My first few weeks at home were the worst. I felt as though some courses had put all their materials online at once and I didn’t know where to start, whereas others took a while to get in touch. All of a sudden, I was spending almost all my waking hours wading through materials with no sense of direction, while also trying to work out what I should prioritise for up-coming assessments. I went from being able to talk to professors and classmates to help me keep on top of things or seek clarification, to feeling totally out the loop and having nightmares that I’d missed emails about essays or that I’d missed online classes. It was quite overwhelming.

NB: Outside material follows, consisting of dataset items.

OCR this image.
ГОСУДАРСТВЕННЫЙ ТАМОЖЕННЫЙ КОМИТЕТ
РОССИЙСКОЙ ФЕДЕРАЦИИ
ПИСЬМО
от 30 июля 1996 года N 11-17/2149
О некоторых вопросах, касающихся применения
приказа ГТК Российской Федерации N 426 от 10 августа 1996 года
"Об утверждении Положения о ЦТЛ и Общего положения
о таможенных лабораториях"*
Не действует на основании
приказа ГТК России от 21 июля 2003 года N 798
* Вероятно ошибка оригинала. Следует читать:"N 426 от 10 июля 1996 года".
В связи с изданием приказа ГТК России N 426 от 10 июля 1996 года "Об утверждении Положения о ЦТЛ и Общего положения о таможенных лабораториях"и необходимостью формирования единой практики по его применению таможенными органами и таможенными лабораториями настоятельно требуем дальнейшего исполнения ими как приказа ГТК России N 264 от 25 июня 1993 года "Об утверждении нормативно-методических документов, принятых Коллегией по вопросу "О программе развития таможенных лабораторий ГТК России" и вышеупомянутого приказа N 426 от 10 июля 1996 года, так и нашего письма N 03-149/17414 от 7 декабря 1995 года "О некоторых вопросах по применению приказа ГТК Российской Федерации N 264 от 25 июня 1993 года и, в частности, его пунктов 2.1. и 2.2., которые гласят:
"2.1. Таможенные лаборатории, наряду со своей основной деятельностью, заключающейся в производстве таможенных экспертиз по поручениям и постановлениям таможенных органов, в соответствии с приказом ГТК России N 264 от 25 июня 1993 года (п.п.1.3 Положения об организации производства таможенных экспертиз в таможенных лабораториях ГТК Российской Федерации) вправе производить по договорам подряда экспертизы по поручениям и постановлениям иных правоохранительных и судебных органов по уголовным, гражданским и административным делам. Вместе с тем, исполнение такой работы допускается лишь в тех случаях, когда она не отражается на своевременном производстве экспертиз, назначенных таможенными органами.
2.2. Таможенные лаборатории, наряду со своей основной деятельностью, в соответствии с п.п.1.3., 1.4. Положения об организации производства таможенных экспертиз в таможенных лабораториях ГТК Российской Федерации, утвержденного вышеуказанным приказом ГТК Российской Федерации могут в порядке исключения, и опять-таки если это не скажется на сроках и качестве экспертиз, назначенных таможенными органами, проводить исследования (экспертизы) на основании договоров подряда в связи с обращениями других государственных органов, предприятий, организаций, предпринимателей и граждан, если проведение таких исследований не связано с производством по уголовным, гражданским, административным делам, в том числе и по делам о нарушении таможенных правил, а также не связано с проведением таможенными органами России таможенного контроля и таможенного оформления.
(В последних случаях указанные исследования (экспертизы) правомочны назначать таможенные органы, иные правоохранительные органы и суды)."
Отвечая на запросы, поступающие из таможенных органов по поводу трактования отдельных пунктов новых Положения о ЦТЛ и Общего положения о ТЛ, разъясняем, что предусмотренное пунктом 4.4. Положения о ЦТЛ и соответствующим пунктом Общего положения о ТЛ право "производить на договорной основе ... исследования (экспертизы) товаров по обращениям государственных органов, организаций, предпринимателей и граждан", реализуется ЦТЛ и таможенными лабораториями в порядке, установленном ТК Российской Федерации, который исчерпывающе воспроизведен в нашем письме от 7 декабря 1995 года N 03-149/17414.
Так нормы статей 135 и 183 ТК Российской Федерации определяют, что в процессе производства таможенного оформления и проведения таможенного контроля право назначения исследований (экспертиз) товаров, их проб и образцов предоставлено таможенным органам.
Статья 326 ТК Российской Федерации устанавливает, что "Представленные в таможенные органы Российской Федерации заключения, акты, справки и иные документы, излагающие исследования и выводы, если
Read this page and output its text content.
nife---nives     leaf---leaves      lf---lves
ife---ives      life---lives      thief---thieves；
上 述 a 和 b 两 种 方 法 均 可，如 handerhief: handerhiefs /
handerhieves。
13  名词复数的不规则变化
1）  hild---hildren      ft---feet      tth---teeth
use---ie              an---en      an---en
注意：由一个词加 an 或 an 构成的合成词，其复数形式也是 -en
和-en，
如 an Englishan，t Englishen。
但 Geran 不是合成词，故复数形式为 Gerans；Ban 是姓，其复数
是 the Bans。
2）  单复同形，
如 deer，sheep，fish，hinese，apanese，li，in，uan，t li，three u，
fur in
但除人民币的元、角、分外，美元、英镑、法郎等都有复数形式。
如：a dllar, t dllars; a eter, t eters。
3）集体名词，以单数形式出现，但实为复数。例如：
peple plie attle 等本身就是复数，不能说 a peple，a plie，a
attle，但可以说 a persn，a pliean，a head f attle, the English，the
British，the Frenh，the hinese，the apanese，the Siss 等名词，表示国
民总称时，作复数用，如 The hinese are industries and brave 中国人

I realized I needed a semblance of a routine if I was going to cope with the workload. For the first month I barely took breaks and I was afraid that I was far-behind, even though I really had no idea what I was working towards. The first thing I changed was my environment. While I used to do my homework at my desk in my room during my high school years, I’d always studied elsewhere for exams. I was working intensively, so I realised it would be a good idea to separate my work environment from where I sleep and relax – especially as it started to become clear that I would be studying from home the rest of the semester. I found a collapsible table (a tad wobbly but oh well) and moved my laptop, stationery and books into a small room we call the ‘study’ (despite the fact it’s just an oversized cupboard which had become home to the ironing board). I’m thankful I had somewhere else to move my work because I immediately felt better. I started to sleep better, and felt I had regained some control.
One of my worst habits is missing meals or eating them while studying, so I decided I had to make time for breakfast and dinner. Other than tea or coffee, I made sure to keep meal times and work strictly separate. I also started to make a timetable each week with checklists for what I should do each day. I managed to adapt and looked forward to the feeling of ticking off the boxes one by one. Although the weeks seem to merge together, perhaps that wasn’t a bad thing as when the final essays and exams rolled around, it didn’t seem as intense. Furthermore, it was nice to have home comforts and family around as a support.
I’d say that studying at home has taught me a lot about myself and how I work. I realise now that I need a routine and that I also need to find time for myself. Keeping in contact with other students is important too, although as my semester was cut short, I didn’t have nearly as many classmates’ contacts as I would have liked. This new situation has been difficult for most, and I’m sure everyone has adjusted in their own way. This semester of my year abroad has certainly been a strange one. I went abroad to improve my language skills, experience a new culture, and make new friends, but I ended up back at home and isolated for a few months. However, as they say, every cloud has a silver lining. I got to spend more time with my family, and had even more time to study! It’s no substitute, but I’ve learned more about what I can do to work effectively, which will undoubtedly help me in the years to come.